Started by fbu, November 27, 2020, 12:34:08 PM

Previous topic - Next topic

fbu

Hi NetXMS team,

recently, I was investigating the usage of TimescaleDB for the underlying NetXMS database. The system works fine, however when taking a look at the implementation, I noticed that it only uses the feature of Hypertables and does not use Continuous Aggregation options.

I tried to set up Continuous Aggregation on my local instance of NetXMS by adding VIEWs to the DB schema, using the TimescaleDB tutorials as a guide (https://docs.timescale.com/latest/using-timescaledb/continuous-aggregates).

The SQL code for my tests is added in the file continuous_aggregation_for_netxms_tsdb.sql.

For testing, I only used the idata_sc_default table and left all DCIs in the default storage class. The SQL code basically creates five "layers" of continuous aggregation, each with decreasing granularity compared to the previous one:


  • Older than 1 hour: Calc average over 3 minutes intervals (idata_continuous_3minutes_gt_1hour)
  • Older than 1 day: Clac average over 5 minutes intervals (idata_continuous_5minutes_gt_1day)
  • Older than 1 week: Clac average over 10 minutes intervals (idata_continuous_10minutes_gt_1week)
  • Older than 1 month: Clac average over 30 minutes intervals (idata_continuous_30minutes_gt_1month)
  • Older than 3 months: Clac average over 1 hour intervals (idata_continuous_1hour_gt_3months)
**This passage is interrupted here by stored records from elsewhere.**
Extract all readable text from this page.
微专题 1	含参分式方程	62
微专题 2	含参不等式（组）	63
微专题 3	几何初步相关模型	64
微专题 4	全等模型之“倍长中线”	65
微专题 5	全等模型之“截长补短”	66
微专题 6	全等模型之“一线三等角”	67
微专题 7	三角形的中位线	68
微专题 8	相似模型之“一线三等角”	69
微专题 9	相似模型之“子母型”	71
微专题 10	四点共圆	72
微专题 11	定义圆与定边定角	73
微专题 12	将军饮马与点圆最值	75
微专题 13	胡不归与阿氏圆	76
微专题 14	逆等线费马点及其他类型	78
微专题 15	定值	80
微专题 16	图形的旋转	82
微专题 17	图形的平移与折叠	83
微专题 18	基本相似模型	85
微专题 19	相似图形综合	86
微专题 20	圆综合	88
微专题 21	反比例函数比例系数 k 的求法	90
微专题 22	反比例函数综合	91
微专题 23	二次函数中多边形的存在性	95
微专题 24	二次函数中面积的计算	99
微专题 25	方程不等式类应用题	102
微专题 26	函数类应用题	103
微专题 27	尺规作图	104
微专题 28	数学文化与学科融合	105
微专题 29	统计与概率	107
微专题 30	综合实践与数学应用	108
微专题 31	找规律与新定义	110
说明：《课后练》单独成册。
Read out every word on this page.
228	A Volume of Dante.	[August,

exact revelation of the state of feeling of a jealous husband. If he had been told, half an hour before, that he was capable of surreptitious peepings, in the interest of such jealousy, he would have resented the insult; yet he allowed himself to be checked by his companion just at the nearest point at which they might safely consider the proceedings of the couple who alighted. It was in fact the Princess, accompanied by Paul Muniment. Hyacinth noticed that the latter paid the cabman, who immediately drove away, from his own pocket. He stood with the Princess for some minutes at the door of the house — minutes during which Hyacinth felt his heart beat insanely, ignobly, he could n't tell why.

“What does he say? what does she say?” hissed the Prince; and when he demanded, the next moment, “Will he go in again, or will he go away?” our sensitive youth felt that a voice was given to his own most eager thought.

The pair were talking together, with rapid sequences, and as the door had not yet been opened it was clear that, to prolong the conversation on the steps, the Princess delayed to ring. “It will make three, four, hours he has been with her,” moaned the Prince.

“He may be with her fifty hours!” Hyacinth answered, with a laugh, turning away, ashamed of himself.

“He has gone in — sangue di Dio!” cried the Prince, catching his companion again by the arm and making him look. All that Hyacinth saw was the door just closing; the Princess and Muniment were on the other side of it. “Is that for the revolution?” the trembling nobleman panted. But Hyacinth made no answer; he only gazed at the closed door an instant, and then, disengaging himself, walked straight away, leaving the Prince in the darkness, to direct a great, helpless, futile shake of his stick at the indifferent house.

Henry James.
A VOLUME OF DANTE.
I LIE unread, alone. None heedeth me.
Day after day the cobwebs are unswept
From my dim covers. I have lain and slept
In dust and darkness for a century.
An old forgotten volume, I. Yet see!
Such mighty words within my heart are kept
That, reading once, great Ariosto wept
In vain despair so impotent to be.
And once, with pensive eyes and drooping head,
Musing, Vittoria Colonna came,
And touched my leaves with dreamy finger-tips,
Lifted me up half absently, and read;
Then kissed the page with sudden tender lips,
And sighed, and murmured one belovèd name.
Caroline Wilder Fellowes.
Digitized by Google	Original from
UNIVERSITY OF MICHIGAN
All these VIEWs are then combined in one single VIEW idata_continuous, including the original data for the most recent 60 minutes.

The VIEW itself works as expected, however, making NetXMS actually read the data through this VIEW it not possible without changing NetXMS sourcecode, as by default when using TSDB syntax, NetXMS reads the data directly from the storage class (idata_sc_XYZ) tables and not from the combined idata VIEW.

-----------------------------------------------

Now for my actual feature request (sorry btw. for the verbose introduction  ;D)

Would it be possible to introduce this as an optional feature? As a first implementation, I thought about a globally definable policy for multiple levels of Continuous Aggregation (possibly even define individual aggregation functions?), which could be configured via the NXMC GUI. As this feature does only use VIEWs, which are mostly read-only, they do not alter any materialized data in the DB and thus could even be configured on an existing database without breaking the system.

The most obvious advantage of this feature would be a huge performance boost for read queries that request large amounts of data over long period of time (e.g. 1 year of 60s data points) where it is of greater interest to observe a certain trend of data instead of the actual detailed datapoints. This would especially be useful in combination with Grafana, where it is quite common to increase the size of the displayed timeframe to investigate certain data-trends instead of being interested in exact values of very old data.

One minor downside of this would be increased storage consumption, as those VIEWS are updated periodically by TimescaleDB and thus store additional data next to the original values.


As for the actual implementation, there are two problems which I would consider hard to overcome - How to handle string/text based data values and how to handle table DCIs?

Anyway, this is just meant as an idea and to provide some suggestions for potential ways to implement it.

Hoping for your feedback,
best regards
fbu